It’s the annual “open enrollment” season in corporate America, when employees choose their medical plans for the coming year. But this time, even if they are fortunate enough to have a job at a company that still offers health benefits, many workers are finding that the buffet of options has been trimmed to a very short menu.
And typically the offerings now include a health plan with a financially daunting feature: a high annual deductible that is likely to be $1,100 or more for an individual, and much higher for family coverage. Under conventional insurance, the annual deductible — the amount an employee is obliged to spend on medical care before the insurance begins — may be only about one-third as high.
Employers generally try to offset the high deductible with a somewhat lower monthly premium than workers pay with conventional insurance. Another deal sweetener is the opportunity for the worker to put money in a tax-sheltered health savings account whose balance can grow year after year. Many employers also make contributions to those worker accounts.
Despite such lures, high-deductible plans have received only tepid acceptance from employees since they were introduced in 2002. But this year, at more than 100 large companies and hundreds of smaller ones, the high-deductible plans are the employee’s single take-it-or-leave-it option.
One of those companies is the automaker Nissan, which is offering only high-deductible plans to its 15,000 United States employees for the coming year. Another is Delta Airlines.
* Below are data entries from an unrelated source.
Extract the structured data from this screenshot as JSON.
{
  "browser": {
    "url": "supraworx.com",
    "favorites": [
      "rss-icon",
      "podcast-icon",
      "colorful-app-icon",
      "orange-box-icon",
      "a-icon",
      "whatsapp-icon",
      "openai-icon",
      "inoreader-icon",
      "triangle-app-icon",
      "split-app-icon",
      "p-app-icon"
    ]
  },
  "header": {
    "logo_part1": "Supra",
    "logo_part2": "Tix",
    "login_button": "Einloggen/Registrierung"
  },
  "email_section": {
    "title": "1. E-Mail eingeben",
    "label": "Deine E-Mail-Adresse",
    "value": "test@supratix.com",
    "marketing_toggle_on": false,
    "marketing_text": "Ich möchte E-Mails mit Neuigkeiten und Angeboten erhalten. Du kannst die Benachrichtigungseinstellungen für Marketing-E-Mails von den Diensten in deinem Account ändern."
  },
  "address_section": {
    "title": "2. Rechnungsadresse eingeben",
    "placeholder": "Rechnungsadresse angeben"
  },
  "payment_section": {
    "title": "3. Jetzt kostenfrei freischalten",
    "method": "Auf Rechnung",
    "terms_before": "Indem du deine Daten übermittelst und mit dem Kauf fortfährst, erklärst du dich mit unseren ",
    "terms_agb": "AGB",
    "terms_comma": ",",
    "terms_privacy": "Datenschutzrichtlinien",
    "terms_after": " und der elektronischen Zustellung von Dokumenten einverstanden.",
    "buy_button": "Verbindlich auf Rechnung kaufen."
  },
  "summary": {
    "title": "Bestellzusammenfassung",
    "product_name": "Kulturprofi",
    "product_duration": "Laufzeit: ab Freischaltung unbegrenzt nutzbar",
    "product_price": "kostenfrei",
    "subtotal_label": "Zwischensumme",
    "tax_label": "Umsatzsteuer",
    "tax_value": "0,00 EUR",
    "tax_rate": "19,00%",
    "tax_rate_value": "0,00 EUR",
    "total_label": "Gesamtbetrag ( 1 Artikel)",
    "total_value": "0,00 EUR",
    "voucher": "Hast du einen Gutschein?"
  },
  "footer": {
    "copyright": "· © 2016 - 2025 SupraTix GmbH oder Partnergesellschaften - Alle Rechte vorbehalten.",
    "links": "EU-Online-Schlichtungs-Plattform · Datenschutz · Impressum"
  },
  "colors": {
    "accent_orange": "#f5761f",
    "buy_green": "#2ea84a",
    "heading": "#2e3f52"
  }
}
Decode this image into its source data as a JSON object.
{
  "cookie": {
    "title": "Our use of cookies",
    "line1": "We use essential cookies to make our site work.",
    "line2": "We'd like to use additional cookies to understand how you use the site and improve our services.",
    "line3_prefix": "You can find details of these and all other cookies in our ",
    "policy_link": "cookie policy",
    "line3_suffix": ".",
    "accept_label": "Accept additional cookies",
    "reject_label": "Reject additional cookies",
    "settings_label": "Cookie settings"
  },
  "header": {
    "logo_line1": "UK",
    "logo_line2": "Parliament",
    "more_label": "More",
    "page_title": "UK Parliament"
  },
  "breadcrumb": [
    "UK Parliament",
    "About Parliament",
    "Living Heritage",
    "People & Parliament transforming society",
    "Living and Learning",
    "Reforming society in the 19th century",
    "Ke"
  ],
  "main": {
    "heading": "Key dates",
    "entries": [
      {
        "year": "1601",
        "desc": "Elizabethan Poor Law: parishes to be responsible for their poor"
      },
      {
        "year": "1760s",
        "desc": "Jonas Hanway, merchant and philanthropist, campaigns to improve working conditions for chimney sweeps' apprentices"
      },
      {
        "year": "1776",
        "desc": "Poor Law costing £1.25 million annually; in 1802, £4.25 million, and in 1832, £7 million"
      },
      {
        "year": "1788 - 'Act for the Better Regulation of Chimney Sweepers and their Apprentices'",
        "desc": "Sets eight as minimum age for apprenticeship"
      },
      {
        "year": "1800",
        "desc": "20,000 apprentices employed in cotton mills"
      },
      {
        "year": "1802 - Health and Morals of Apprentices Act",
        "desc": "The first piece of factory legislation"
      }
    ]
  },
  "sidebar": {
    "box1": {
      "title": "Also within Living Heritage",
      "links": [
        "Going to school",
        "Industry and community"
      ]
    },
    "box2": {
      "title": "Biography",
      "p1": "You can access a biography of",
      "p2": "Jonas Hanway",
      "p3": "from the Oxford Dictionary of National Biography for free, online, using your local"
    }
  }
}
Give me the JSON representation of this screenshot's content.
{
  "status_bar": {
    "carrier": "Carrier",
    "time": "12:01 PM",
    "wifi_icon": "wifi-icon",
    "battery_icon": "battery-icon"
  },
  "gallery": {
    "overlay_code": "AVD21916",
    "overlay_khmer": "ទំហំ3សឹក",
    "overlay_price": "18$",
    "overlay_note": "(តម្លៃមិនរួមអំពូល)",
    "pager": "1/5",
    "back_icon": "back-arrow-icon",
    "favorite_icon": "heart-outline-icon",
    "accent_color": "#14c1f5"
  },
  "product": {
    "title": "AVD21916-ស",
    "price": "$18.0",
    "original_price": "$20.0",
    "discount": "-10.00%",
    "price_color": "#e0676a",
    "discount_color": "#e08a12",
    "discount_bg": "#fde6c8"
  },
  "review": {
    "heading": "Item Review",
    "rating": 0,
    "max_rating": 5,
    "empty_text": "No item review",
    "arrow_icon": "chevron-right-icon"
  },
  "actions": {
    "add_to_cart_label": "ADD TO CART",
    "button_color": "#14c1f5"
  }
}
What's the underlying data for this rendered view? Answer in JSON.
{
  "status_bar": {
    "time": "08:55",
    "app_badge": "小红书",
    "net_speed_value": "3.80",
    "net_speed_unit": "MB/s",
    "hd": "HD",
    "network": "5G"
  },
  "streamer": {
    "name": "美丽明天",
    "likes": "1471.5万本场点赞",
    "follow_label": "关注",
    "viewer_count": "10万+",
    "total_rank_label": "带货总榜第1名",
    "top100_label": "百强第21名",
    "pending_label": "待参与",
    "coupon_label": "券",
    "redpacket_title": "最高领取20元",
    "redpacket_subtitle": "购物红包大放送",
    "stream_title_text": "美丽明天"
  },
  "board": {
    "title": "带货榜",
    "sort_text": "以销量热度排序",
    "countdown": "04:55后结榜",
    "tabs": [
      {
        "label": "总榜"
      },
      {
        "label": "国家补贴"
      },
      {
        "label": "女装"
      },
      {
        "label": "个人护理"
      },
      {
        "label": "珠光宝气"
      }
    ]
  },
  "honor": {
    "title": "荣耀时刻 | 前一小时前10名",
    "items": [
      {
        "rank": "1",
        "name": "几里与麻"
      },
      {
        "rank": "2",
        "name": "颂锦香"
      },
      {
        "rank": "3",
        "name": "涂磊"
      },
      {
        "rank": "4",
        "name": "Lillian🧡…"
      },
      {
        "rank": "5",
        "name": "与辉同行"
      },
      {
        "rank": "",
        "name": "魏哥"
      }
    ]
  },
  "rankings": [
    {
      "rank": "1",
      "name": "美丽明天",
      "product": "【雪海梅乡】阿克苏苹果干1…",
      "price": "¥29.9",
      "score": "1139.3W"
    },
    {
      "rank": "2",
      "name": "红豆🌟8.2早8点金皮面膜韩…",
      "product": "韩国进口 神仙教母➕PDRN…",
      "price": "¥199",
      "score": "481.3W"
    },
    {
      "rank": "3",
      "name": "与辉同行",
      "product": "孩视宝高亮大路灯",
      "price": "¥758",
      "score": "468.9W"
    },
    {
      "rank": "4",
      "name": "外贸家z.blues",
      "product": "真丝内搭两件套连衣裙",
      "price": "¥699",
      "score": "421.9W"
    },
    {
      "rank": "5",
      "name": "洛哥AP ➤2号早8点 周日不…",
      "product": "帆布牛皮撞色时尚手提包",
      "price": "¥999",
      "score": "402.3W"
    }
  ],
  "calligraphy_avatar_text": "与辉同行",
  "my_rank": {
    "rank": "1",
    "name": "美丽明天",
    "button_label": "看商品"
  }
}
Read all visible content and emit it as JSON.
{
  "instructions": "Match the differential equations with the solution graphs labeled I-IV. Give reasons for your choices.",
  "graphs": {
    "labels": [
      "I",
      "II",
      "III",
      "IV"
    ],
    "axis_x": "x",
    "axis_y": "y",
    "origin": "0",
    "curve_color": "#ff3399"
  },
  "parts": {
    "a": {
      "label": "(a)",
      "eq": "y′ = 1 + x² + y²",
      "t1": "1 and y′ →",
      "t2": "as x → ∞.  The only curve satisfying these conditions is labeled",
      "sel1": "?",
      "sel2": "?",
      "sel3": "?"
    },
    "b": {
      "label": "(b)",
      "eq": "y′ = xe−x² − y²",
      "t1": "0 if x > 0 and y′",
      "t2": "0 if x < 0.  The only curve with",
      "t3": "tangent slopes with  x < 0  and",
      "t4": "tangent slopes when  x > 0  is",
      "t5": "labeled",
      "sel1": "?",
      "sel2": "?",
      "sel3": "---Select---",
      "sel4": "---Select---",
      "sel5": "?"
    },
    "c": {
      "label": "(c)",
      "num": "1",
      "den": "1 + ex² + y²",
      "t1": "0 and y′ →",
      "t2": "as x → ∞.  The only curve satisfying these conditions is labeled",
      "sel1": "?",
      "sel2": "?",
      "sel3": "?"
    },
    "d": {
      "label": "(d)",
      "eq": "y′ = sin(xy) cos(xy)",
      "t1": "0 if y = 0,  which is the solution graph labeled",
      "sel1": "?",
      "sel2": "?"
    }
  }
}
Most large companies still do offer a choice between high-deductible plans and more conventional insurance, which means workers must try to decide which approach is best for them.
Typically, if consumers run the numbers, they will find the high-deductible plans are most attractive to healthy single workers who do not expect many medical costs — or to families who know their medical costs will quickly exceed the annual out-of-pocket maximum, after which their medical care is covered 100 percent. But even for those people, the lower premium does not compensate for the much greater out-of-pocket payments they will make before reaching that high deductible.